Sebenarnya, lima tahapan berduka dalam Kubler-Ross Theory dialami secara bervariasi antar orang. Tidak semua orang melewati kelima tahap yang ada, terdapat juga orang hanya melalui beberapa tahap berduka (Wang & Wang, 2021). Kubler-Ross menyatakan bahwa setidaknya ada dua tahap berduka yang dilalui oleh setiap orang. Namun, apapun dan berapapun tahap yang dilalui, tahap terakhir selalu penerimaan (acceptable).
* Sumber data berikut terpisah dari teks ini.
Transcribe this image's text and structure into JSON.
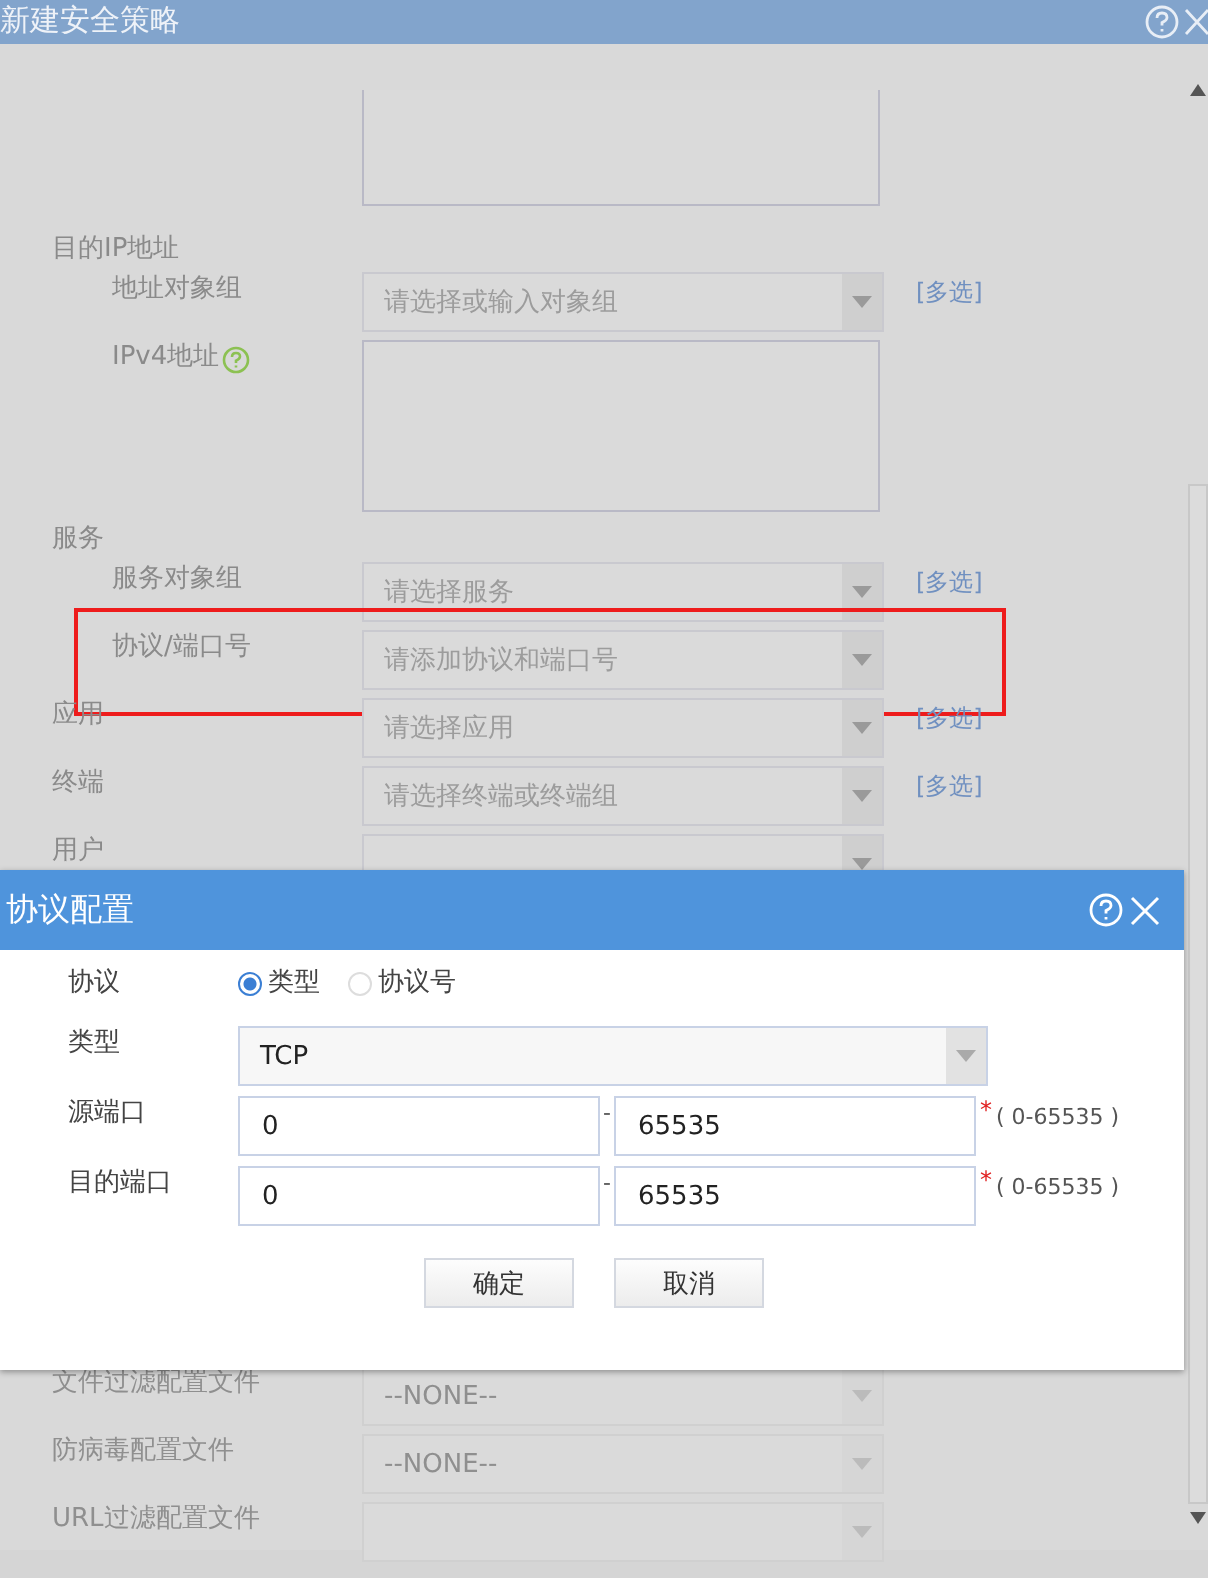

Kelima tahapan Kubler-Ross Theory sayangnya belum didukung oleh hasil riset. Selain itu, menurut Robert Kastenbaum, teori ini juga tidak mempertimbangkan faktor perbedaan individual, seperti dukungan keluarga, kondisi lingkungan sekitar, dan jenis penyakit yang diderita (Santrock, 2018). Namun, Kubler-Ross Theory setidaknya telah menjadi pelopor yang membawa kesadaran mengenai pengalaman kematian adalah hal yang tidak dapat disangkal. Teori ini juga menyerukan agar orang-orang yang sedang berjuang menghadapi kematiannya mendapatkan kualitas hidup yang lebih baik dan perhatian psikologis. Oleh karena itu, Kubler-Ross Theory tidak dapat digunakan sebagai standar kontemporer untuk proses berduka (Avis dkk., 2021).
Daftar Pustaka
Avis, K. A., Stroebe, M., & Schut, H. (2021). Stages of Grief Portrayed on the Internet: A Systematic Analysis and Critical Appraisal. Frontiers in psychology, 12, 772696. https://doi.org/10.3389/fpsyg.2021.772696
Gregory, Christina. (2021, Mei 4). The Five Stages of Grief: An Examination of the Kubler-Ross Model. Psycom.net. Diakses dari https://www.psycom.net/depression.central.grief.html
Kübler-Ross, E. (1970). On death and dying. Collier Books/Macmillan Publishing Co.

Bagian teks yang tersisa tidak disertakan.